Small-business owners often work with suppliers or vendors to carry out projects and grow the company. But what if the supplier falls short of your expectations? Even a minor setback could disrupt daily operations and result in losses.
Here are some steps you might want to take:
Review your contract
Go through the stipulations and clauses in your vendor contract. It should include specific clauses for payment terms, deliverables, standards for performance, deadlines, and consequences of a breach. This will help you see what clauses your vendor violated, and whether you have reason to pursue legal action.
Obtaining evidence is essential to showing that the vendor did not fulfill their obligations. Start compiling any documentation to prove the breach, such as emails, other correspondence, invoices, photos, and videos.

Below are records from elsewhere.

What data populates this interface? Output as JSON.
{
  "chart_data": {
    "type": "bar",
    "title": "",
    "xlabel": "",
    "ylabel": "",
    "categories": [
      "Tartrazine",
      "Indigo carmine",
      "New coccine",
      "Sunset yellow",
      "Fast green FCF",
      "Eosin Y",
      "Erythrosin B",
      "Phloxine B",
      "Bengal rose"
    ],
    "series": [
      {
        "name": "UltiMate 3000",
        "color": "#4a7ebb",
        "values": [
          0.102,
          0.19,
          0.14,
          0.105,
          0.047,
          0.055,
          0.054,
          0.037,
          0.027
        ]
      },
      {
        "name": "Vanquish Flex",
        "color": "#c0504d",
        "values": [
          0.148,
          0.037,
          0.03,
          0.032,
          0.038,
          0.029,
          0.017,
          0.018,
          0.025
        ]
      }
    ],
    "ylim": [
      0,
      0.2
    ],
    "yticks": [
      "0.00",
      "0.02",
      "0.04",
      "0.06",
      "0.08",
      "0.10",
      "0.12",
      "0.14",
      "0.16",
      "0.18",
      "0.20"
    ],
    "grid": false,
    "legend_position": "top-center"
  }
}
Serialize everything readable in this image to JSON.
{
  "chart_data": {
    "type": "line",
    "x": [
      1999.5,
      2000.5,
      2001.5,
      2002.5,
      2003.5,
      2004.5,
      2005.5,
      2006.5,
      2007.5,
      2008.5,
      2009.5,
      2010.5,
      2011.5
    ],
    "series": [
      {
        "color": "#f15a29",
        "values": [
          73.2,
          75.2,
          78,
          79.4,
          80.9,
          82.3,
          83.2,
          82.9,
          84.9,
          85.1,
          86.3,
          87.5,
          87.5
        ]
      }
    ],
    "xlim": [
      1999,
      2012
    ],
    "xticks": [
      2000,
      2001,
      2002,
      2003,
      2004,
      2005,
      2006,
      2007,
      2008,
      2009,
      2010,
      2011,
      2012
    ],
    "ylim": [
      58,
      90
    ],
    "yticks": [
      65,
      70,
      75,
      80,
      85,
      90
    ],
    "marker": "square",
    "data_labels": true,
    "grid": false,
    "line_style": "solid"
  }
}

Get in touch with the vendor
A breach may occasionally result from miscommunication. At times, a discussion between both parties may be enough to resolve the issue. If successful, the parties will be able to come to an agreement and avoid going through legal action.
Send a demand letter
If the vendor is unwilling to discuss the problem with you, consider writing a demand letter outlining the broken contract clauses and any damages you may be owed. This strategy may succeed in persuading the vendor to address the problem and make the payment. However, be careful of what you say in the letter, because something in it could later be used against you (you may want to have your attorney review it before you send it).
A lawsuit can be expensive and time-consuming to pursue and should be your last option as a small business owner. Consider mediation instead of filing a lawsuit. A neutral third party will help facilitate a conversation between you and the vendor so that an agreement might be reached.
An impartial mediator ensures both sides are heard and works through alternative resolutions. This can be advantageous for both sides as each party can save time and money.
Consult a lawyer
When all other options are unsuccessful, you might consider taking legal action. The breach must be material or substantial enough before you can pursue legal action.
A vendor breach of contract can have a devastating impact on your business. However, before pursuing legal action, it is best to plan carefully and seek advice. If your agreement lacks specific clauses or uses vague wording, you may need legal counsel to determine if your case is strong enough to claim damages.